After a few trial rides in the Mercedes Benz S550 and Lexus LS460 to compare with EQ900, the reporter team recognized just how hard Hyundai Motor has been working to reduce the vibration. Comparing to the EQ900, the S550 seemed to have about the same vibration level and the LS460 had a higher vibration level.
"Normally, when a new car is released, the development team tends to avoid comparing trial rides with their rival cars. This time, however, the team allowed it and that means they are confident," said an officer at Hyundai Motor.
○ Road test for 100,000 miles in areas of severe heat and cold
The Genesis EQ900 kept its balance when a professional driver was steering at over 80 kilometers per hour and then turned the wheel 270 degree without the brake. The auto emergency braking (AEB) test with a mannequin was also successful. AEB is a function that automatically stops the car when a pedestrian appears in front of the car when it is driving at a low speed.
The EQ900 went through tests outside the proving center as well, in the severe heat of Death Valley where the average temperature goes up to 49 degrees Celsius and in the severe cold of Alaska along with other various places. In the U.S. alone, the road test continued for over 100,000 miles.
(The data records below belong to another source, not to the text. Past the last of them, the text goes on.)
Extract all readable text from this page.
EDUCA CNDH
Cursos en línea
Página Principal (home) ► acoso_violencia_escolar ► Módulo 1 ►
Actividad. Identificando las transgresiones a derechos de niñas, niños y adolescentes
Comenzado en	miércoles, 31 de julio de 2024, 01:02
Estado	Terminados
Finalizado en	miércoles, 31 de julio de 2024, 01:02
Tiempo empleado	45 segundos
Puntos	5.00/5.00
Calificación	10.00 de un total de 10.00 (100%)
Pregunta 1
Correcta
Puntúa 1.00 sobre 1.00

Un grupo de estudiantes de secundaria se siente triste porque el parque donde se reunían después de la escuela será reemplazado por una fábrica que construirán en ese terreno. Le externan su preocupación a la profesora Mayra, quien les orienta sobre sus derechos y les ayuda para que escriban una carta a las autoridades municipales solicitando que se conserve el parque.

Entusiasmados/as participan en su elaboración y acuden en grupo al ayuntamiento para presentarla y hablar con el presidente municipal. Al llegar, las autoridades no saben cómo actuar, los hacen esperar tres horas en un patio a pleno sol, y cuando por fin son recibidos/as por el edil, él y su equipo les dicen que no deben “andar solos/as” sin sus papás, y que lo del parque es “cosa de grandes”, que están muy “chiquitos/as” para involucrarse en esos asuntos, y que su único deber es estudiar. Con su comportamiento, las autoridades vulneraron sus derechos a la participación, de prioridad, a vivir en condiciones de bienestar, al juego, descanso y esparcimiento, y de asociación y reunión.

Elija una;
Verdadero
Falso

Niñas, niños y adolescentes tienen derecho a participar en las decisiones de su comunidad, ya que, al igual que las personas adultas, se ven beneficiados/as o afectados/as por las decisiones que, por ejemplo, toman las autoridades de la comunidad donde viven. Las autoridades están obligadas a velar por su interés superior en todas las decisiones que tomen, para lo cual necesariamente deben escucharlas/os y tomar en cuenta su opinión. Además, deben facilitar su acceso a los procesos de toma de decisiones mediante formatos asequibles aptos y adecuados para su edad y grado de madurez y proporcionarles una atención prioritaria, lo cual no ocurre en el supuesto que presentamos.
This distance is over 20,000 miles longer than the Genesis DH, the second generation of the Genesis released in 2013.
EQ900 project manager Kim Sung-soo said, "In order to make it realistic in the Korean customers` view, we conducted road tests on all kinds of roads in Korea including downtown areas and the mountains of Gangwon Province." Hyundai Motor plans to release the EQ900 in Korea this December and sometime between July and December, 2016 in the U.S. with a different name, the G90. The company aims at selling at least 16,000 units in Korea and 5,000 units of Genesis EQ900 in the U.S.